Berührungspunkte – Architektur trifft Seide

Fotoausstellung

Veranstaltet von

Veranstaltung

Ausstellung
Vernissage 15.07 – 24.07 10:00 – 20:00 Uhr Öffnungszeiten Mo-Fr 10-20 Uhr, Sa, So 14-18 Uhr → ArchitekturSalon, Bei den Mühren 70, 20457

Eintritt

Eintritt frei

Zugänglichkeit

  • Nicht rollstuhlgerecht

Berührungspunkte – Architektur trifft Seide

Fotoausstellung

Die Ausstellung verbindet Architekturfotografie mit Textildesign: Fotografien von Gebäuden und Strukturen werden auf Seidenstoffe übertragen und als tragbare Tücher neu erlebbar. So treffen harte Linien auf weiche Materialien – ein Dialog zwischen Betrachtung, Berührung und persönlicher Wahrnehmung.
Maschinenzentralstation
© Jochen Stüber
Loftbüros OTTO Group
© Jochen Stüber
Blankenese
© Jochen Stüber
Maschinenzentralstation
© Jochen Stüber

Der Architekturfotograf Jochen Stüber fängt Orte und Gebäude in unterschiedlichen Momenten ein – dazu gehören auch Baustellen, Fassadendetails und Strukturen. Diese Motive erzählen von Raum, Veränderung und Materialität. Als seine Frau und zugleich kreative Wegbegleiterin sieht sie diese Fotografien oft als Erste. Einige von ihnen haben sie sofort inspiriert, so dass sie diese auf neue Weise erlebbar machen wollte.

Als studierte Modedesignerin und Stylistin hat sie ein besonderes Gespür für Materialität, Farbe und Komposition. Ausgewählte Fotografien ihres Mannes hat sie auf ein Seiden- Baumwollgemisch drucken lassen – nicht als bloße Reproduktion, sondern als Transformation. Die Motive entfalten in der Bewegung des Stoffes und durch das Tragen am Körper eine neue, emotionale Dimension. Die harten Linien der Architektur treffen auf die Weichheit des Textils – eine ungewöhnliche, aber sehr harmonische Verbindung.

In der Ausstellung treten großformatige Drucke der ausgewählten Motive in den Dialog mit den daraus entwickelten Seidentüchern. Während die Fotografien distanziert betrachtet werden, laden die Tücher zur Berührung ein – sie dürfen angefasst, angelegt und ausprobiert werden. So entsteht ein sinnliches Wechselspiel zwischen Betrachtung und Beteiligung, zwischen Abstand und Nähe.
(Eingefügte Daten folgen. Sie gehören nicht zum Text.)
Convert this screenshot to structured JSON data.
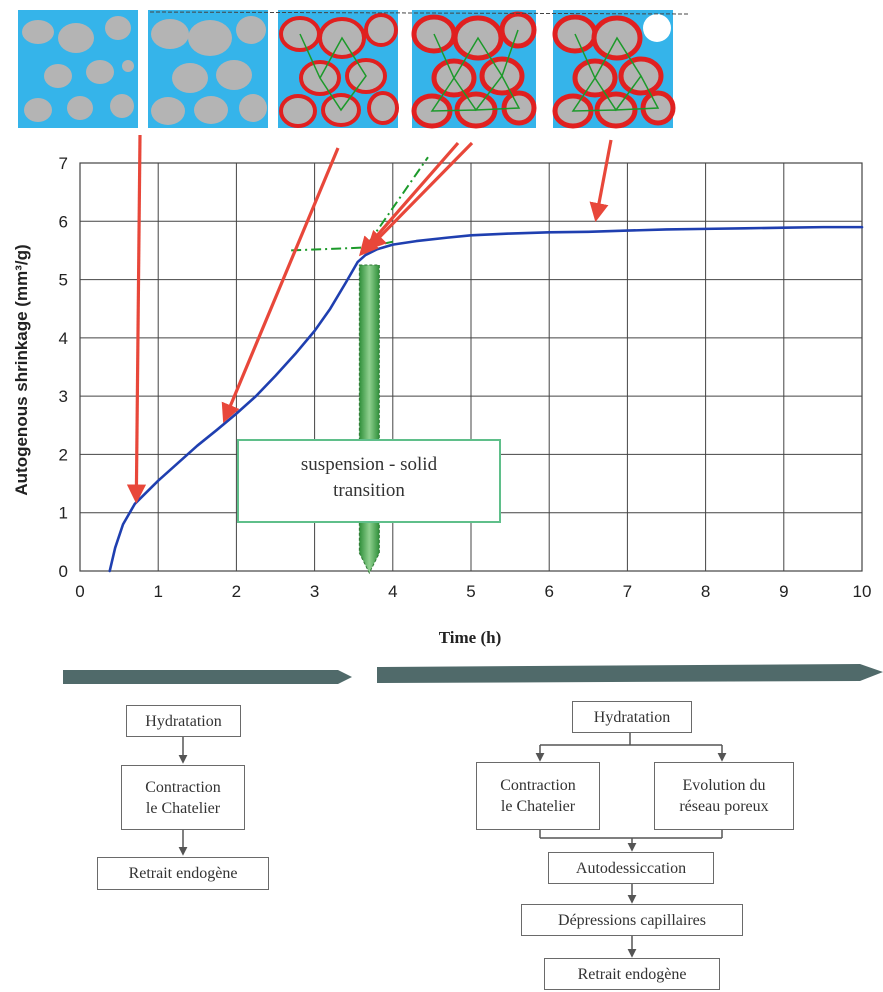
{
  "chart_data": {
    "type": "line",
    "xlabel": "Time (h)",
    "ylabel": "Autogenous shrinkage (mm³/g)",
    "xlim": [
      0,
      10
    ],
    "ylim": [
      0,
      7
    ],
    "x_ticks": [
      "0",
      "1",
      "2",
      "3",
      "4",
      "5",
      "6",
      "7",
      "8",
      "9",
      "10"
    ],
    "y_ticks": [
      "0",
      "1",
      "2",
      "3",
      "4",
      "5",
      "6",
      "7"
    ],
    "grid": true,
    "series": [
      {
        "color": "#1f3fb0",
        "x": [
          0.38,
          0.45,
          0.55,
          0.7,
          0.85,
          1.0,
          1.25,
          1.5,
          1.75,
          2.0,
          2.25,
          2.5,
          2.75,
          3.0,
          3.2,
          3.4,
          3.55,
          3.65,
          3.8,
          4.0,
          4.3,
          4.7,
          5.0,
          5.5,
          6.0,
          6.5,
          7.0,
          7.5,
          8.0,
          8.5,
          9.0,
          9.5,
          10.0
        ],
        "y": [
          0.0,
          0.4,
          0.8,
          1.15,
          1.35,
          1.55,
          1.85,
          2.15,
          2.42,
          2.7,
          3.0,
          3.35,
          3.72,
          4.12,
          4.5,
          4.95,
          5.3,
          5.42,
          5.52,
          5.6,
          5.66,
          5.72,
          5.76,
          5.79,
          5.81,
          5.82,
          5.84,
          5.86,
          5.87,
          5.88,
          5.89,
          5.9,
          5.9
        ]
      }
    ],
    "annotations": [
      {
        "text": "suspension - solid",
        "x": 3.7,
        "y": 1.95
      },
      {
        "text": "transition",
        "x": 3.7,
        "y": 1.55
      }
    ],
    "tangents": [
      {
        "x": [
          2.7,
          3.65,
          4.45
        ],
        "y": [
          5.5,
          5.55,
          7.1
        ]
      },
      {
        "x": [
          3.65,
          4.0
        ],
        "y": [
          5.55,
          5.65
        ]
      }
    ],
    "arrow_targets": [
      {
        "x": 0.72,
        "y": 1.22
      },
      {
        "x": 1.85,
        "y": 2.6
      },
      {
        "x": 3.6,
        "y": 5.45
      },
      {
        "x": 3.7,
        "y": 5.55
      },
      {
        "x": 6.6,
        "y": 6.05
      }
    ],
    "transition_time": 3.7
  },
  "phases": {
    "left": {
      "boxes": [
        "Hydratation",
        "Contraction\nle Chatelier",
        "Retrait endogène"
      ]
    },
    "right": {
      "top": "Hydratation",
      "branch_left": "Contraction\nle Chatelier",
      "branch_right": "Evolution du\nréseau poreux",
      "chain": [
        "Autodessiccation",
        "Dépressions capillaires",
        "Retrait endogène"
      ]
    }
  },
  "colors": {
    "curve": "#1f3fb0",
    "arrow": "#e8473a",
    "tangent": "#1c9a2a",
    "thumb_bg": "#35b4ea",
    "grain": "#b4b4b4",
    "network": "#e02020",
    "band": "#506a6a"
  }
}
Ziel der Ausstellung ist es, zu zeigen, wie Kunstwerke durch unterschiedliche Disziplinen weitergedacht werden können – von der Linse zur Oberfläche, von der Oberfläche zur Haut. Es ist ein persönliches Projekt, das gleichzeitig universelle Fragen nach Wahrnehmung, Materialität und Gestaltung stellt.